Dopo aver visto tutto questo ci si chiede quanto mai può importare a questa gente se chi li governa abbia intenzione di isolarsi dall’Africa e dalla Francia, della moneta che cambia nome (tanto comunque difficile era guadagnarla prima e difficile lo è ora). Perché invece non pensare a dare speranza di un domani diverso per questa gente, a cui invece lavorano i missionari di Don Orione che abbiamo incontrato durante il viaggio. Per raggiungere una delle loro missioni a Faratsiho (Faraziu), al centro del Madagascar, bisogna percorre 40 km di strada sterrata, che durante la stagione delle piogge diventa un fiume; 7 sbarre comandate da uomini preposti unicamente a questo compito chiudono l’accesso se comincia a piovere e lo riaprono solo due ore dopo che ha smesso di piovere. In quel caso si va a piedi sotto la pioggia e tagliando per colline si risparmiano 8 Km ed in otto ore si è alla missione. In questa zona ci sono 65 chiese e 63 scuole elementari, più una decina di scuole medie ed un liceo.

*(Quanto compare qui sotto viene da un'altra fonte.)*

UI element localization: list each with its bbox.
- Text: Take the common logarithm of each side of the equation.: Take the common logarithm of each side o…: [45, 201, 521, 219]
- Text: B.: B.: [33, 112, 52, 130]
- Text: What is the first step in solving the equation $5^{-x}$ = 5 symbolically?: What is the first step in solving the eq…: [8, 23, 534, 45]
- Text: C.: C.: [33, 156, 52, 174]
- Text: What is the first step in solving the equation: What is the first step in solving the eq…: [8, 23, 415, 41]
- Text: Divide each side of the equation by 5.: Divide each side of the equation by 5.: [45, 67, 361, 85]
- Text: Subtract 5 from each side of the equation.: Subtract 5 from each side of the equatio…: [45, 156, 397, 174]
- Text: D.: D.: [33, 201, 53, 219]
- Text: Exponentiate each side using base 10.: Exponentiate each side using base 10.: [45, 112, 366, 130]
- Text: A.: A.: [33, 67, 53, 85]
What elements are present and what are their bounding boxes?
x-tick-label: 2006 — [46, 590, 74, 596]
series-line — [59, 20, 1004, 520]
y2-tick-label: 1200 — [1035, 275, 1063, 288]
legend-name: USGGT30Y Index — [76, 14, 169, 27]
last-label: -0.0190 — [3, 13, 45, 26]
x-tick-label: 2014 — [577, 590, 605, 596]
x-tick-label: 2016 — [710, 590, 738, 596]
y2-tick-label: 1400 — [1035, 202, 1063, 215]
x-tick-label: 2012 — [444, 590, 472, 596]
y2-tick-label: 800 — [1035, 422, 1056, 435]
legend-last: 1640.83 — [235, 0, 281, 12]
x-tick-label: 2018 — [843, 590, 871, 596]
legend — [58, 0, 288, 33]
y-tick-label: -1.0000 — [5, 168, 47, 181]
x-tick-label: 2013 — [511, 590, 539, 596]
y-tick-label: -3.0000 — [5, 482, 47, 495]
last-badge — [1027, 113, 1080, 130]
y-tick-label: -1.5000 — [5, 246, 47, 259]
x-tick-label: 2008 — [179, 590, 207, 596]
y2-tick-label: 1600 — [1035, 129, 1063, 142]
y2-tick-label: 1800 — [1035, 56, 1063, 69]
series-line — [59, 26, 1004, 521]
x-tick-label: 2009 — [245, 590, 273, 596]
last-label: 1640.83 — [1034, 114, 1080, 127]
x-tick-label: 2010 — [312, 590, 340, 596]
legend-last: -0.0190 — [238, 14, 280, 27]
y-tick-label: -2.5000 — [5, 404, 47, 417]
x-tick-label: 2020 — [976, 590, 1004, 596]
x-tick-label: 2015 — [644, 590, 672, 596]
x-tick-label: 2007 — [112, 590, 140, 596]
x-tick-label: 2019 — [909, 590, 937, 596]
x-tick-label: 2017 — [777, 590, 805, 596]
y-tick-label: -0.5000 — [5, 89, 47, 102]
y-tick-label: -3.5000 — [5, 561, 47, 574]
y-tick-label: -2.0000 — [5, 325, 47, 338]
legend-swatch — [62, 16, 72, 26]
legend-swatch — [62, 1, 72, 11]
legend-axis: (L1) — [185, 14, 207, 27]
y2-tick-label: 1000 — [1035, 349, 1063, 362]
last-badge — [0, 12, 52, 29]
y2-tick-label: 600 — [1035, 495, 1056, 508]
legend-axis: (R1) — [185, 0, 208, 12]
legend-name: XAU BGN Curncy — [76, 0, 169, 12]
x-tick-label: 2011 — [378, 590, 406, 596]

La chiesa più lontana la si raggiunte in 12 di ore di cammino, per cui i missionari vi si recano solo 2 o 3 volte all’anno per celebrare le funzioni, mentre nel resto dell’anno ci sono i catechisti cha fanno liturgia della parola. Qui sono prevalentemente contadini che coltivano in maggioranza riso per il proprio sostentamento e percorrono a piedi per ore strade rese impervie dalla pioggia, per raggiungere il mercato cittadino e scambiare i propri prodotti con altra merce. Si può quindi immaginare come la perdita del raccolto sia una piccola tragedia.

Per fortuna c’è chi invece pensa al futuro di questa gente e cerca di migliorare le loro condizioni; ai giovani di queste zone solo l’educazione offerta dalla scuola e dallo sport può offrire uno strumento per la propria crescita; non più assistenza ma insegnar loro a cavarsela da soli.